BACKGROUND: Rosen is a member of the Democratic Women’s Working Group and is a co-sponsor the Debbie Smith Reauthorization Act of 2018 (H.R.5341), legislation that would reauthorize programs that prioritize the handling of unprocessed DNA in states where there are rape kit backlogs. Rosen is also a co-sponsor of the Violence Against Women Veterans Act (H.R. 6869), which would require the VA to better coordinate with and provide training to local domestic violence shelters and rape crisis centers so that veterans are identified when seeking support and are informed of the range of services provided by the VA.
In May, Rosen successfully passed an amendment in the Fiscal Year 2019 National Defense Authorization Act to make domestic violence a crime under the Uniform Code of Military Justice (UCMJ) that was later signed into law in August. The amendment was based on bipartisan legislation Rosen introduced with Congresswoman Lynn Jenkins (R-KS) in December 2017 and would prevent convicted domestic abusers from purchasing firearms by making domestic violence its own specific criminal offense, closing a dangerous loophole in the UCMJ. Prior to the enactment of this year’s NDAA, a domestic violence conviction was categorized as assault because an article for domestic violence did not exist in the military code.

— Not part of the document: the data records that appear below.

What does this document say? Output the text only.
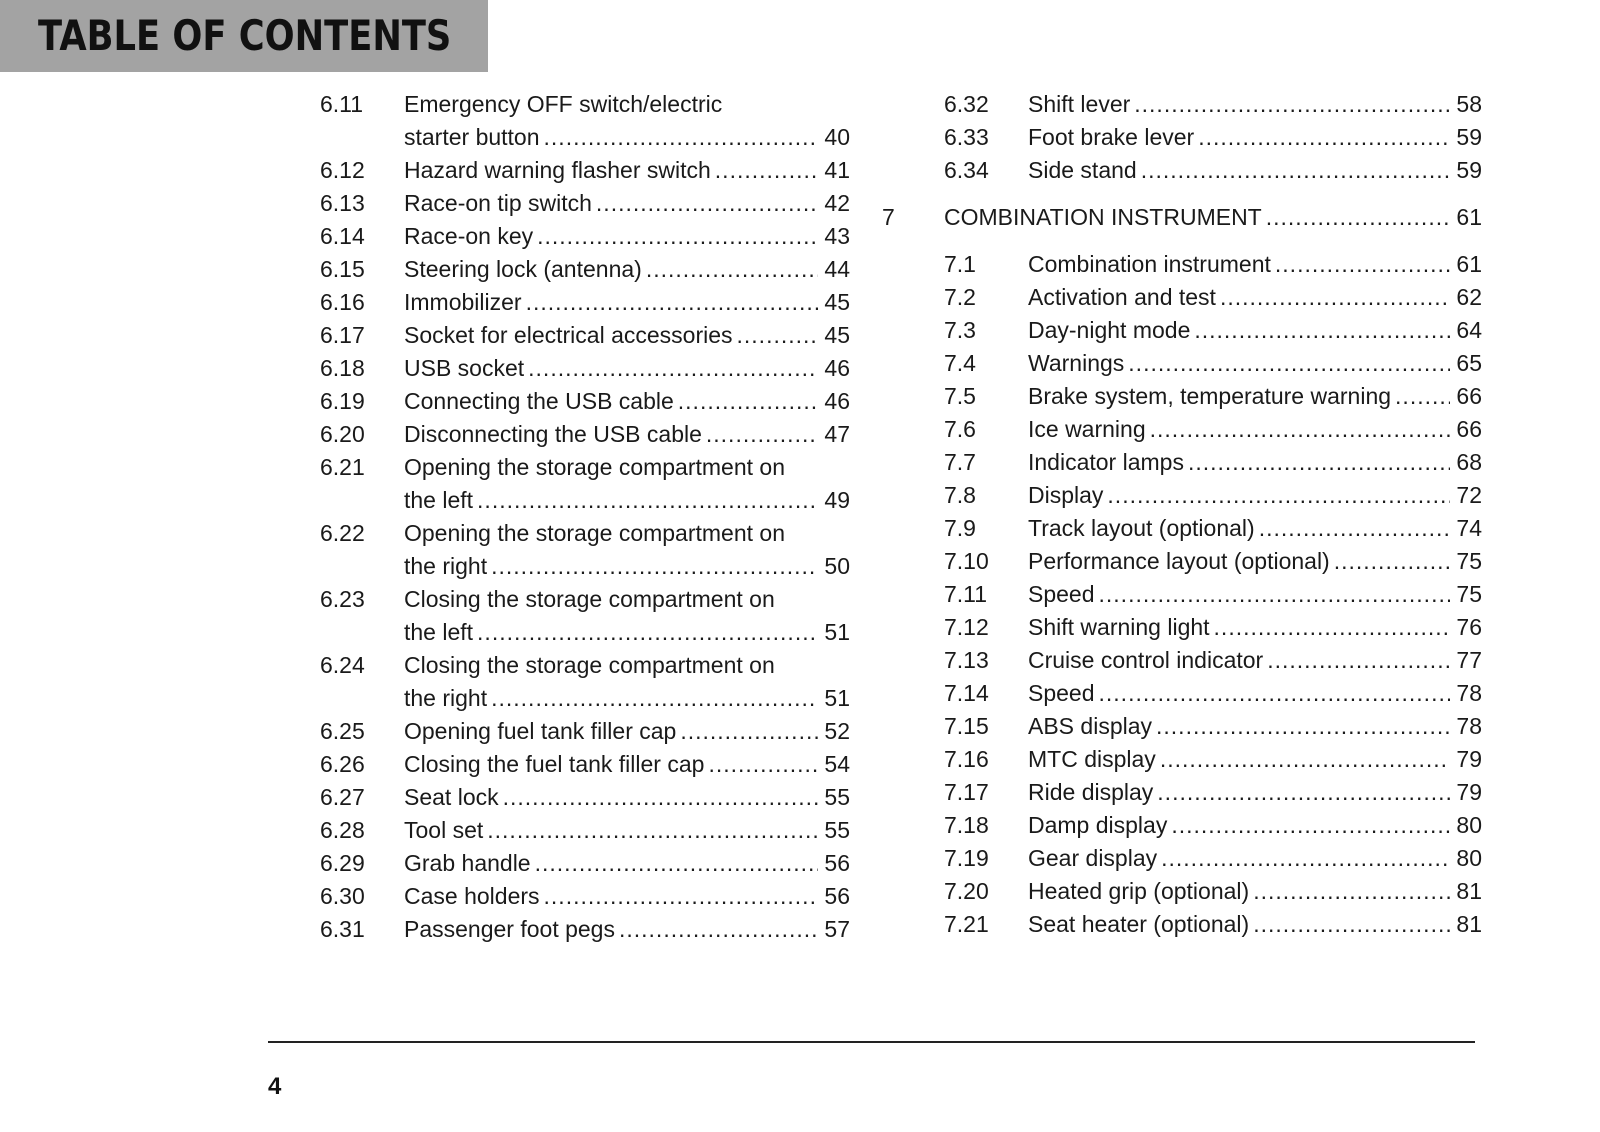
TABLE OF CONTENTS
6.11 Emergency OFF switch/electric
starter button .....	40
6.12 Hazard warning flasher switch .....	41
6.13 Race-on tip switch .....	42
6.14 Race-on key .....	43
6.15 Steering lock (antenna) .....	44
6.16 Immobilizer .....	45
6.17 Socket for electrical accessories .....	45
6.18 USB socket .....	46
6.19 Connecting the USB cable .....	46
6.20 Disconnecting the USB cable .....	47
6.21 Opening the storage compartment on
the left .....	49
6.22 Opening the storage compartment on
the right .....	50
6.23 Closing the storage compartment on
the left .....	51
6.24 Closing the storage compartment on
the right .....	51
6.25 Opening fuel tank filler cap .....	52
6.26 Closing the fuel tank filler cap .....	54
6.27 Seat lock .....	55
6.28 Tool set .....	55
6.29 Grab handle .....	56
6.30 Case holders .....	56
6.31 Passenger foot pegs .....	57
6.32 Shift lever .....	58
6.33 Foot brake lever .....	59
6.34 Side stand .....	59
7 COMBINATION INSTRUMENT .....	61
7.1 Combination instrument .....	61
7.2 Activation and test .....	62
7.3 Day-night mode .....	64
7.4 Warnings .....	65
7.5 Brake system, temperature warning .....	66
7.6 Ice warning .....	66
7.7 Indicator lamps .....	68
7.8 Display .....	72
7.9 Track layout (optional) .....	74
7.10 Performance layout (optional) .....	75
7.11 Speed .....	75
7.12 Shift warning light .....	76
7.13 Cruise control indicator .....	77
7.14 Speed .....	78
7.15 ABS display .....	78
7.16 MTC display .....	79
7.17 Ride display .....	79
7.18 Damp display .....	80
7.19 Gear display .....	80
7.20 Heated grip (optional) .....	81
7.21 Seat heater (optional) .....	81
4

Rosen also helped introduce a bill to codify Title IX protections for sexual assault survivors and earlier this year voted in favor of bipartisan legislation to provide state and local prosecutors additional resources to eliminate the rape kit backlog. Last month, Rosen co-sponsored the Survivors’ Access to Support Care Act (H.R. 6387), bipartisan legislation that would provide grants to states to identify areas of improvement in health care delivery services for sexual assault survivors.